Namau - Economy



Subsistence and Commercial Activities. Namau Subsistence depends on taro, sweet potatoes, sago, coconuts, and bananas, as well as fish and great quantities of crabs from the rivers and streams. Game hunted for food includes wild pigs and wallabies. Gathered foods, such as grubs, also contribute to the diet, as do birds, though to a rather limited extent. Rattan, important in the construction of ritual masks and effigies as well as for house building, is obtained during large expeditions upriver. After Western contact the men of Namau were recruited to work for wages on European-owned plantations.

Industrial Arts. Namau build houses and canoes, make weapons and utilitarian items such as fishing nets and bows, and fashion ritual and ornamental objects from feathers, pearl shells, and rattan. Much of Namau manufacture is ornately carved with totemic motifs. Canoes are made primarily for local use, although sometimes they are sold. These vessels are not equipped with outrigging and the bows are carved with totemic designs.

Trade. Apart from exchanges occurring in ceremonial contexts, the only significant trade occurred with visits of Motu canoes taking part in the vast hiri trading system.

Division of Labor. Men build houses in cooperative groups recruited from patrilineally related kin. Canoe building is done only by men, as is the making of masks and effigies. Hunting is men's work as is most gardening and the tending of coconuts. Men also fish with bows and arrows or spears, but primarily for sport rather than as a subsistence activity. Women, on the other hand, engage in more serious fishing, using hand traps, hand nets, or long nets spread across streams. Women also process sago once the trees have been felled and floated downriver by the men. Gathering crabs and other food items may be done by either sex, but it tends to be done primarily by women.

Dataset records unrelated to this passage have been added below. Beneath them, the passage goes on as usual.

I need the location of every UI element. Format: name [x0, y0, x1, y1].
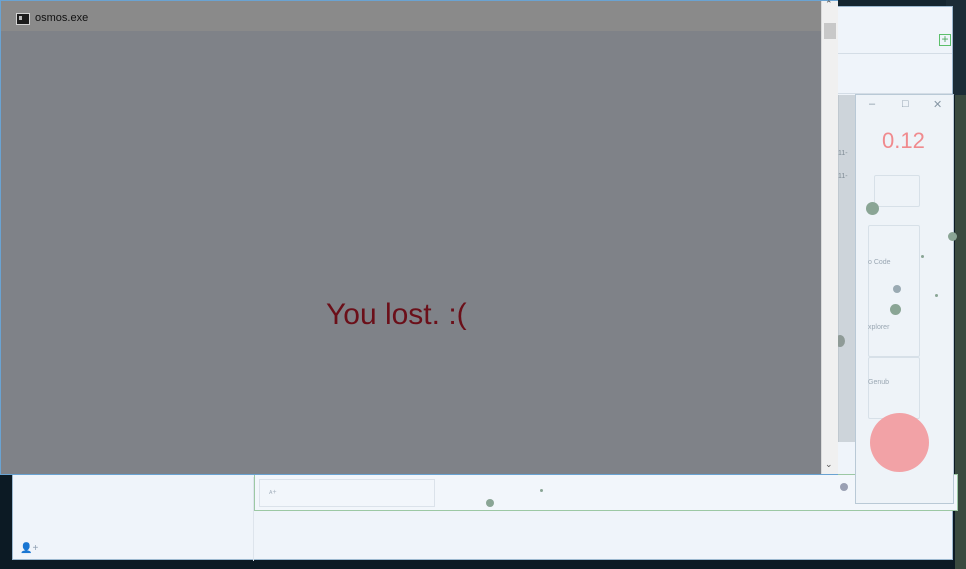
window-title: osmos.exe — [35, 12, 89, 24]
list-tick: 11- — [838, 150, 848, 157]
window-titlebar[interactable]: osmos.exe — [1, 1, 821, 31]
mote — [948, 232, 957, 241]
mote — [935, 294, 938, 297]
add-button[interactable]: + — [939, 33, 951, 46]
mote — [486, 499, 494, 507]
game-window: osmos.exe You lost. :( ⌃ ⌄ — [0, 0, 838, 475]
inner-panel-label: ᴀ+ — [269, 489, 277, 496]
inner-panel: ᴀ+ — [254, 474, 958, 511]
scroll-thumb[interactable] — [824, 23, 836, 39]
minimize-button[interactable]: – — [869, 98, 875, 110]
player-blob — [870, 413, 929, 472]
menu-item: Genub — [868, 379, 890, 386]
lose-message: You lost. :( — [326, 298, 467, 331]
vertical-scrollbar[interactable]: ⌃ ⌄ — [821, 0, 838, 474]
menu-item: o Code — [868, 259, 891, 266]
scroll-up-arrow-icon[interactable]: ⌃ — [825, 0, 833, 10]
app-icon — [16, 13, 30, 25]
osmos-side-titlebar: – □ ✕ — [856, 95, 953, 115]
maximize-button[interactable]: □ — [902, 98, 909, 110]
close-button[interactable]: ✕ — [933, 98, 942, 111]
mote — [893, 285, 901, 293]
mote — [921, 255, 924, 258]
background-sidebar — [13, 477, 254, 561]
scroll-down-arrow-icon[interactable]: ⌄ — [825, 459, 833, 470]
game-canvas[interactable] — [12, 31, 821, 474]
mote — [540, 489, 543, 492]
mote — [866, 202, 879, 215]
window-left-edge — [1, 31, 12, 474]
mote — [890, 304, 901, 315]
list-tick: 11- — [838, 173, 848, 180]
menu-item: xplorer — [868, 324, 890, 331]
mote — [840, 483, 848, 491]
add-user-icon[interactable]: 👤+ — [20, 543, 38, 554]
score-readout: 0.12 — [882, 128, 925, 153]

While all adult men are expected to be capable of building or making whatever they might need to secure a livelihood, an individual may develop a reputation as a particularly fine carver or boat builder and achieve a sort of specialist status among his fellows.

Land Tenure. Land for settlements and gardening, as well as associated waterways, is associated with local patrilineal groups rather than being vested in individuals. Rights to land are inherited patrilineally, with all sons having rights to the land of their fathers' groups.